Марлин долго размышляла, чем бы таким заняться, когда внезапно ее из задумчивости вывели голоса:
-Вот здесь!
В поле зрения попал Шкипер, который, прошагав пару метров, ткнул в пол пальцем, как пират обнаруживший место, где согласно его карте, зарыт клад. – Давайте.
-Уверяю тебя, это излишне.
-Тебя вообще никто не спрашивает.
- В этом нет никакой логической необходимости в данный момент.
-Тебя все еще никто не спрашивает.
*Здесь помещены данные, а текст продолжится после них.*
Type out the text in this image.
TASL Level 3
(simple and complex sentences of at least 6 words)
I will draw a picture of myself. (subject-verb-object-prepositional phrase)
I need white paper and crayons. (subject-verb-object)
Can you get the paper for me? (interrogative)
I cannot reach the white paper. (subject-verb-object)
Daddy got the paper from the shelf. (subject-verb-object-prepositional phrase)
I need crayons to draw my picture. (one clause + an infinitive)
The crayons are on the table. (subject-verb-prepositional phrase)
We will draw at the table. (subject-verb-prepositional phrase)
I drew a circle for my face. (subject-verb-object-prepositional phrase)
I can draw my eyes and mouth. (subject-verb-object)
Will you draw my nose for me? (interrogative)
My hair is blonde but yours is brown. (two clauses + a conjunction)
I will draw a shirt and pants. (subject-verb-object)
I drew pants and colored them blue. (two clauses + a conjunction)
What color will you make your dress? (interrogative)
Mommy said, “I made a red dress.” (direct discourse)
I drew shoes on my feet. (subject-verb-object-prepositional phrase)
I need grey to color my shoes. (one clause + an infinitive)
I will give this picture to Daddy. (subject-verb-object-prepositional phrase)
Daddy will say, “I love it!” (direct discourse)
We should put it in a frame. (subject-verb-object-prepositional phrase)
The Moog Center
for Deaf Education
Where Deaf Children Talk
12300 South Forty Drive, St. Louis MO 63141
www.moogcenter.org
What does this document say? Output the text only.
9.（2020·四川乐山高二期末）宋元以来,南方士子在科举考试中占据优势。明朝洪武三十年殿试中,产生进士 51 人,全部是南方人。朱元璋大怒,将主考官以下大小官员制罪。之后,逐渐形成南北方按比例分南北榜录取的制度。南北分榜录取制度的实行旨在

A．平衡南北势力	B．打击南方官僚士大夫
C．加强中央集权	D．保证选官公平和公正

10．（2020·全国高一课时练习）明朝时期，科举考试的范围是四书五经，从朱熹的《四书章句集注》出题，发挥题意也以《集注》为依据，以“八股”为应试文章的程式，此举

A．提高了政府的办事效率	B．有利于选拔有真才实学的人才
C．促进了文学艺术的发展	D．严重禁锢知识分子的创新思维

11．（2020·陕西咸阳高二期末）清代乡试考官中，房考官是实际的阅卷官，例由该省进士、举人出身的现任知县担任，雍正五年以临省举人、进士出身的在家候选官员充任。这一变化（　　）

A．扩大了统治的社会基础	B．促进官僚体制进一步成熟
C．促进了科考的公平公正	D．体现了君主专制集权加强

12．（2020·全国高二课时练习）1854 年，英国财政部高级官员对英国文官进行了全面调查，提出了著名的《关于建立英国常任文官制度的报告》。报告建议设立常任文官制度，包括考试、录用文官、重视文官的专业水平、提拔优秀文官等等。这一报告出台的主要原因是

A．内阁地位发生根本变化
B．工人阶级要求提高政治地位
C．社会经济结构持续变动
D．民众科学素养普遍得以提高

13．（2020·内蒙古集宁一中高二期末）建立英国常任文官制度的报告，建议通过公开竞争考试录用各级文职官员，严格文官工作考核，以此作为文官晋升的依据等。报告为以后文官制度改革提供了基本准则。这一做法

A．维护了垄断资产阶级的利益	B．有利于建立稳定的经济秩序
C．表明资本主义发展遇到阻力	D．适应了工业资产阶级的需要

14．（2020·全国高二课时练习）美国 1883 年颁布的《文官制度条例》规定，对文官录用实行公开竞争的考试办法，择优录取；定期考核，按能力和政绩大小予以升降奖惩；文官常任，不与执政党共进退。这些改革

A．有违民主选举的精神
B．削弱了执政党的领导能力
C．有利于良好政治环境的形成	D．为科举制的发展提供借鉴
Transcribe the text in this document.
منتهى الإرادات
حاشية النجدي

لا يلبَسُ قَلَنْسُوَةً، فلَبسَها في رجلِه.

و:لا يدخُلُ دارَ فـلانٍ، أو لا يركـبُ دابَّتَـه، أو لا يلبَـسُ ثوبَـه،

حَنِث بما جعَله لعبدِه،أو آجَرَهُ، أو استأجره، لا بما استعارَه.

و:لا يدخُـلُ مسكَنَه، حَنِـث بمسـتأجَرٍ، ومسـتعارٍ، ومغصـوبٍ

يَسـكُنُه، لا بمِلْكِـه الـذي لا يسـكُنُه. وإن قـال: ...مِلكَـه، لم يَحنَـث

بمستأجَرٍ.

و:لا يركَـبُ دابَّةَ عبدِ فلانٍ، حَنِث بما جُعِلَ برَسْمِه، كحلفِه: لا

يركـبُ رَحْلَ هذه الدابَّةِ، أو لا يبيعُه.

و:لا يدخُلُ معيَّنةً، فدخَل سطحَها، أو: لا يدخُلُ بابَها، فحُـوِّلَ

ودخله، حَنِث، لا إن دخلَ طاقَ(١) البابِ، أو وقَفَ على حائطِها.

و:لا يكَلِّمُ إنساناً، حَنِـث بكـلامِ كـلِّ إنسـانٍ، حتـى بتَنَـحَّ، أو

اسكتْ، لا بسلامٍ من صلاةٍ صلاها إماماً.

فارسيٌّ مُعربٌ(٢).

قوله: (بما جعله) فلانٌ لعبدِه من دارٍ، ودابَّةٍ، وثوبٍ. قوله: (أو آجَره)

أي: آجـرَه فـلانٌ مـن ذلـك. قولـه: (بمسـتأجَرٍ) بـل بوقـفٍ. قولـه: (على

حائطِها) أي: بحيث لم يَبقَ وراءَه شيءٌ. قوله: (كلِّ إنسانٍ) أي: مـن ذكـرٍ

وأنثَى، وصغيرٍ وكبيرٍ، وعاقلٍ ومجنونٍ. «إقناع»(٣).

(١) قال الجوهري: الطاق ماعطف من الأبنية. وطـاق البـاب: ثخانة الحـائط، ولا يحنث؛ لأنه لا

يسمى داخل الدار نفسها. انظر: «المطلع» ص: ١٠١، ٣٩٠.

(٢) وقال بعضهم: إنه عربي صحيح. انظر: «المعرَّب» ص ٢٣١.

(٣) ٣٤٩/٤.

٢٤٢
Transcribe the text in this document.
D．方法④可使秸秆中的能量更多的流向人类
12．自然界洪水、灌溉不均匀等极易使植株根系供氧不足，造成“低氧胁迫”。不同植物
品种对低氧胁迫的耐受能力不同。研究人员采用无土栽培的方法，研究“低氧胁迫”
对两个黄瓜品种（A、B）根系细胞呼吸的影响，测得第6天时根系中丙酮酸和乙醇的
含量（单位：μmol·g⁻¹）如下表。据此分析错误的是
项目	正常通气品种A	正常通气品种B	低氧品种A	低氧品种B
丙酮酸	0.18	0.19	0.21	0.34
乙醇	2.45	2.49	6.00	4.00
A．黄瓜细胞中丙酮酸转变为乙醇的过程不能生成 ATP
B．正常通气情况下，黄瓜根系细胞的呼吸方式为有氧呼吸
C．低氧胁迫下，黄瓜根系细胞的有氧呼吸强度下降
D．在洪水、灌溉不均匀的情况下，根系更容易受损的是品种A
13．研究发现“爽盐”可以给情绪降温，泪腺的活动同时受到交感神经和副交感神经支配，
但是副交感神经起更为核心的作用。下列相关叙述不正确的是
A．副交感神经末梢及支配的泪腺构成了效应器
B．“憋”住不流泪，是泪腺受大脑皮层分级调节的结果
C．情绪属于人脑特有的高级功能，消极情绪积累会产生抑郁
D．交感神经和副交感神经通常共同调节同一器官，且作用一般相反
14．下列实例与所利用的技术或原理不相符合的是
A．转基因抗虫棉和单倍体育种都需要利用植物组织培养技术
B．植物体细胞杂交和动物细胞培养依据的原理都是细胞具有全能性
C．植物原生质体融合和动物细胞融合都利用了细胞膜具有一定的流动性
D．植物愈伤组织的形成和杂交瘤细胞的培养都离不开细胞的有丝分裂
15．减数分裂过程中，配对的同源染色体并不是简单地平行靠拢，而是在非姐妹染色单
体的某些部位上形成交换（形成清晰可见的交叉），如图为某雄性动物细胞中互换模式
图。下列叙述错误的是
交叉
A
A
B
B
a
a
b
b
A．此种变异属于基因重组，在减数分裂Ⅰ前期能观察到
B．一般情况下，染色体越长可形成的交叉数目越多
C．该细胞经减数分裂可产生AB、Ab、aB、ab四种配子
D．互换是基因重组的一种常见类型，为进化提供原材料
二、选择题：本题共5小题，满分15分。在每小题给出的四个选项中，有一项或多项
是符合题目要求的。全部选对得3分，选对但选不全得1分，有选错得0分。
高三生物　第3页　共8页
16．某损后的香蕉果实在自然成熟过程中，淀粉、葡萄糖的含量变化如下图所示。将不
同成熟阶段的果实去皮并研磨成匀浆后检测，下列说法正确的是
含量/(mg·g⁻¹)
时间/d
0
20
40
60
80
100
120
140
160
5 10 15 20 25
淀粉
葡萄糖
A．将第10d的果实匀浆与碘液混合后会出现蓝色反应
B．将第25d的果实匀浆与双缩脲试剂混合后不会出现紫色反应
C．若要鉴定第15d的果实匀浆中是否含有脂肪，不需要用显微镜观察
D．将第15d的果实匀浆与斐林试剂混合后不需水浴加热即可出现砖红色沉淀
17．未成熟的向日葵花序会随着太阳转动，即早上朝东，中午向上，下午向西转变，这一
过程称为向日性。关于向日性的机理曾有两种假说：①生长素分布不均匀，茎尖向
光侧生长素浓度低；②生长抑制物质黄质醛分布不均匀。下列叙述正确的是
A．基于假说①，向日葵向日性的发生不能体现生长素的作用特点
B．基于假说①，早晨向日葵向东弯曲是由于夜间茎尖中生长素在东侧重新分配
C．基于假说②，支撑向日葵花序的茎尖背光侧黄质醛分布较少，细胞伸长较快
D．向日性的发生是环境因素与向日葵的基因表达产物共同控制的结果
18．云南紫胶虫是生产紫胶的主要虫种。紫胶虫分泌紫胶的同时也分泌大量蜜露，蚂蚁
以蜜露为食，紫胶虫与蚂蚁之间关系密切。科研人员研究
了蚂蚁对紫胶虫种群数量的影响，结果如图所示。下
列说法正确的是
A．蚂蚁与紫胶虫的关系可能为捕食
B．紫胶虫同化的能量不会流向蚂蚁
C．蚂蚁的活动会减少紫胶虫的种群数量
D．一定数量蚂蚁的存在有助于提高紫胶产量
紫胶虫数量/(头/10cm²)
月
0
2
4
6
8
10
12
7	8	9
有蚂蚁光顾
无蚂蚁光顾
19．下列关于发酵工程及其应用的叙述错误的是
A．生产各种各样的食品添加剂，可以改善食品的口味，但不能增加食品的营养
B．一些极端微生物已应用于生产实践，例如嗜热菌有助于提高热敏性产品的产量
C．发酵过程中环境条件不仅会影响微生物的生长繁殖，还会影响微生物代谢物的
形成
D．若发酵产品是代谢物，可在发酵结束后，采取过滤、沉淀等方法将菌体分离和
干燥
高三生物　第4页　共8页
Рико, фас.
Марлин еще успела обернуться, чтобы краем глаза увидеть подсечку, после которой подрывник сграбастал не ожидавшего от него такого коварства сослуживца в охапку и, пока тот не восстановил статус-кво, буквально протащил те самые пройденные командиром два метра, после чего практически уронил свою ношу на ковер. И, опять же выигрывая инициативу у более медлительного товарища, придавил коленом, обернувшись через плечо на Шкипера – мол, дальше-то что?
-Должен заметить, – как оказалось, и в столь прискорбном положении Ковальски оставался в состоянии язвить, – что это мероприятие ни в коем случае не согласуется с представлениями Министерства Здравоохранения о долженствующем…
-На его счету десять часов за монитором, Рико, – не дослушал этот пассаж командир. – Ты знаешь, что делать.
Очевидно, Рико знал, потому что настойчиво, хоть и аккуратно, без лишней резкости, придавил приподнявшегося было товарища обратно к ковру и устроился на нем сверху.